Cosa rappresenta Pasolini nel mondo di oggi, nell'Italia di oggi, fra i giovani che - posso testimoniarlo almeno come docente - leggono da più di venti anni quasi solo le sue poesie, fra i tanti ottimi poeti del nostro Novecento? Che relazione c'è fra questo ormai incipiente culto, di origine certamente non solo televisiva, e il complesso messaggio pasoliniano che, più di altri, richiederebbe una glossa incessante, una puntigliosa esposizione di pro e di contro, una continua discussione, e proprio per non inciampare nelle trappole delle sue acutissime metafore, dei suoi micidiali, stupendi, quanto pericolosi paradossi?
Molti sono stati chiamati in questi giorni ad assolvere a questo compito. A portarne, come si dice, il peso della testimonianza. Ma chi può oggi testimoniare sul senso vero di questo diffuso, inedito pasolinismo di massa, impensabile nei giorni del ventennale o del decennale della sua morte?
È come se il "problema Pasolini", il valore della sua poesia, la sua fame di realtà, il suo volto, la sua protesta, le sue denunce, la sua morte violenta, si fossero ormai scollati dai ricordi di chi lo conobbe, dal sapere di chi ne ha raccontato le vicende, dalla perizia di chi ha raccolto e studiato le ventimila pagine delle sue opere, o restaurato i suoi film, o vagliato, cercando di smascherarle, le ricostruzioni "ufficiali" del suo assassinio.
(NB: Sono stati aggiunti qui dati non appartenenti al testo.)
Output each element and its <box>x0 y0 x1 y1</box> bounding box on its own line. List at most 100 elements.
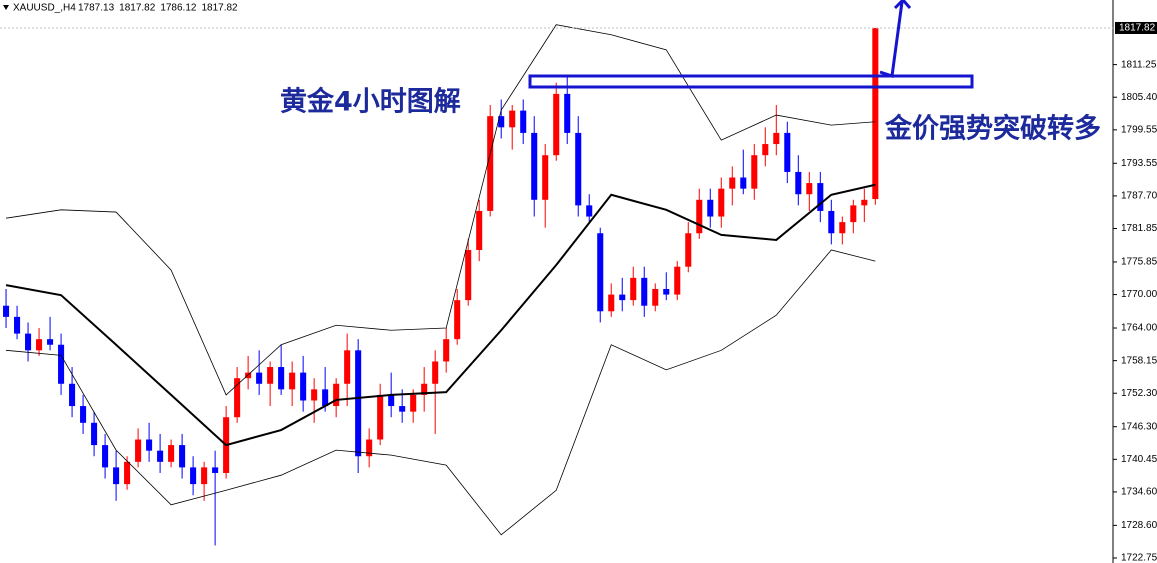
candle-body <box>58 344 65 384</box>
candle-body <box>520 110 527 133</box>
candle-body <box>278 367 285 390</box>
y-tick-label: 1734.60 <box>1121 487 1157 498</box>
candle-body <box>828 210 835 234</box>
candle-body <box>322 389 329 407</box>
y-tick-label: 1781.85 <box>1121 223 1157 234</box>
candle-body <box>157 450 164 462</box>
candle-body <box>146 439 153 451</box>
last-price-marker <box>1115 21 1157 34</box>
candle-body <box>399 406 406 412</box>
candle-body <box>135 439 142 462</box>
y-tick-label: 1728.60 <box>1121 520 1157 531</box>
header-values: 1787.13 1817.82 1786.12 1817.82 <box>78 3 238 14</box>
candle-body <box>377 394 384 440</box>
y-tick-label: 1775.85 <box>1121 257 1157 268</box>
resistance-box <box>528 74 974 89</box>
candle-body <box>311 389 318 401</box>
candle-body <box>201 467 208 485</box>
candle-body <box>674 266 681 295</box>
band-line <box>6 249 876 536</box>
candle-body <box>212 467 219 473</box>
last-price-label: 1817.82 <box>1119 23 1156 34</box>
candle-body <box>168 445 175 462</box>
candle-body <box>432 361 439 384</box>
candle-body <box>861 199 868 206</box>
plot-area <box>0 24 1113 546</box>
candle-body <box>707 199 714 217</box>
y-tick-label: 1805.40 <box>1121 92 1157 103</box>
annotation: 金价强势突破转多 <box>884 113 1101 145</box>
candle-body <box>586 205 593 217</box>
candle-body <box>663 288 670 295</box>
y-tick-label: 1740.45 <box>1121 454 1157 465</box>
candle-body <box>113 467 120 485</box>
candle-body <box>36 339 43 351</box>
y-tick-label: 1746.30 <box>1121 421 1157 432</box>
symbol: XAUUSD_,H4 <box>13 3 76 14</box>
candle-body <box>553 93 560 156</box>
candle-body <box>795 171 802 195</box>
candle-body <box>630 277 637 301</box>
candle-body <box>443 339 450 362</box>
y-tick-label: 1722.75 <box>1121 553 1157 563</box>
header-value: 1817.82 <box>201 3 238 14</box>
candle-body <box>465 249 472 301</box>
y-tick-label: 1752.30 <box>1121 388 1157 399</box>
candle-body <box>476 210 483 250</box>
candle-body <box>344 350 351 384</box>
band-line <box>5 24 876 396</box>
candle-body <box>388 394 395 407</box>
candle-body <box>740 177 747 189</box>
y-tick-label: 1787.70 <box>1121 191 1157 202</box>
annotation: 黄金4小时图解 <box>280 86 461 118</box>
candle-body <box>509 110 516 128</box>
candle-body <box>234 378 241 418</box>
header-marker <box>3 5 9 10</box>
candle-body <box>652 288 659 306</box>
candle-body <box>300 372 307 401</box>
candle-body <box>597 233 604 312</box>
candle-body <box>3 305 10 317</box>
candle-body <box>289 372 296 390</box>
candle-body <box>608 294 615 312</box>
breakout-arrow <box>879 1 904 78</box>
candle-body <box>564 93 571 133</box>
candle-body <box>179 445 186 468</box>
candle-body <box>91 422 98 446</box>
candle-body <box>872 27 879 200</box>
candle-body <box>25 333 32 351</box>
candle-body <box>410 394 417 412</box>
candle-body <box>190 467 197 485</box>
candle-body <box>245 372 252 379</box>
candle-body <box>14 316 21 334</box>
header-value: 1787.13 <box>78 3 115 14</box>
candle-body <box>641 277 648 306</box>
y-tick-label: 1770.00 <box>1121 289 1157 300</box>
y-tick-label: 1764.00 <box>1121 323 1157 334</box>
candle-body <box>839 222 846 234</box>
header-value: 1817.82 <box>119 3 156 14</box>
candle-body <box>421 383 428 395</box>
header-value: 1786.12 <box>160 3 197 14</box>
candle-body <box>806 183 813 195</box>
y-tick-label: 1799.55 <box>1121 124 1157 135</box>
y-tick-label: 1811.25 <box>1121 59 1157 70</box>
candle-body <box>751 155 758 189</box>
candle-body <box>487 116 494 211</box>
candle-body <box>333 383 340 407</box>
candle-body <box>267 367 274 384</box>
y-tick-label: 1793.55 <box>1121 158 1157 169</box>
candle-body <box>47 339 54 345</box>
candle-body <box>850 205 857 223</box>
candle-body <box>817 183 824 211</box>
candle-body <box>69 383 76 407</box>
candle-body <box>773 132 780 145</box>
candle-body <box>454 300 461 340</box>
candle-body <box>542 155 549 200</box>
candle-body <box>619 294 626 301</box>
y-tick-label: 1758.15 <box>1121 355 1157 366</box>
candle-body <box>575 132 582 206</box>
band-line <box>5 183 876 447</box>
Giustamente Siciliano esorta a leggerne i libri e a non banalizzarne il pensiero, riducendolo a logo, a santino e se rievocando l'ultimo loro incontro a stento riesce a frenare la commozione, forse è anche per via del timore di perdere per sempre nel replicarsi della copia, la memoria dell'originale e dunque la consolazione del congedo. Ma è come se un altro mistero si stesse compiendo nel corso di questo sminuzzamento, di questa polverizzazione delle parole e delle immagini pasoliniane in centinaia di manifestazioni pubbliche, letture, messe in scena, brutte o belle che siano, approssimative o specializzate, doc o un po' bastarde, ma sicuramente sparse su tutto il territorio nazionale e tutte premiate da una partecipazione attenta, silenziosa, per non perdere il barlume di verità che può emergere ai margini, magari, di questo vortice celebrativo. O del suo consueto controcanto di insulti, o sarcasmi.
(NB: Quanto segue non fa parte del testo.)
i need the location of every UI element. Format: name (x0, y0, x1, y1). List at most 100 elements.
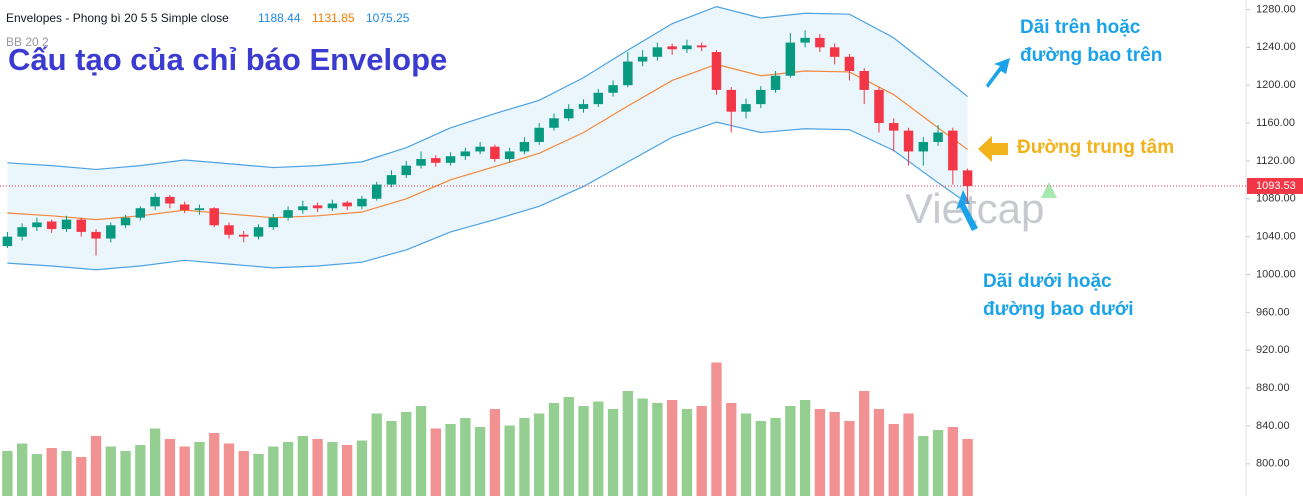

Certo è che sulle facce della gente che concorre e corre a questi riti (tutt'altro che ritualistici) pare di scorgere una voglia strana, non fanatica, non volgare, anzi discreta, pudica, mai retorica: poter disporre di una verità, inutile, magari, come quella giudiziaria trent'anni dopo gli avvenimenti, o quella della poesia appunto, inutile per definizione. Penso, guardando questi volti, all'impalpabile verità dei volti anonimi cui alludeva Lévy, discutendo del pensiero di Pasolini e della sua aspirazione a rappresentare l'irrapresentabile. Vi sta fissato un desiderio di chiarezza, almeno su un punto, un punto solo, magari, ma netto, limpido, spogliato di ogni menzogna. E in questi occhi attenti mi pare che i sinistri bagliori di Salò o di Petrolio, o della Nuova gioventù, insomma i paradigmi della tetra profezia dell'ultimo Pasolini, con una bizzarra e imprevista metamorfosi, si vadano in questa occasione riaccendendo in guizzi piuttosto di "disperata vitalità".
Forse nessuno saprà più raccontare cos'è stato il vero Pasolini. Ad ognuno ne spetterà magari poco più di un pezzetto. Ma del resto cosa ne sarebbe stato di Orfeo, se non fosse stato fatto a brani dalle Baccanti? Egli aveva soltanto la lira, racconta il mito, con la quale inutilmente cercò di difendersi, mentre cadeva a terra e le sue membra venivano sparse in tutte le direzioni.


Novembre 2005 per il premio Pasolini, poi in “Fili d'aquilone”, rivista on line, n.1 gennaio-marzo 2006.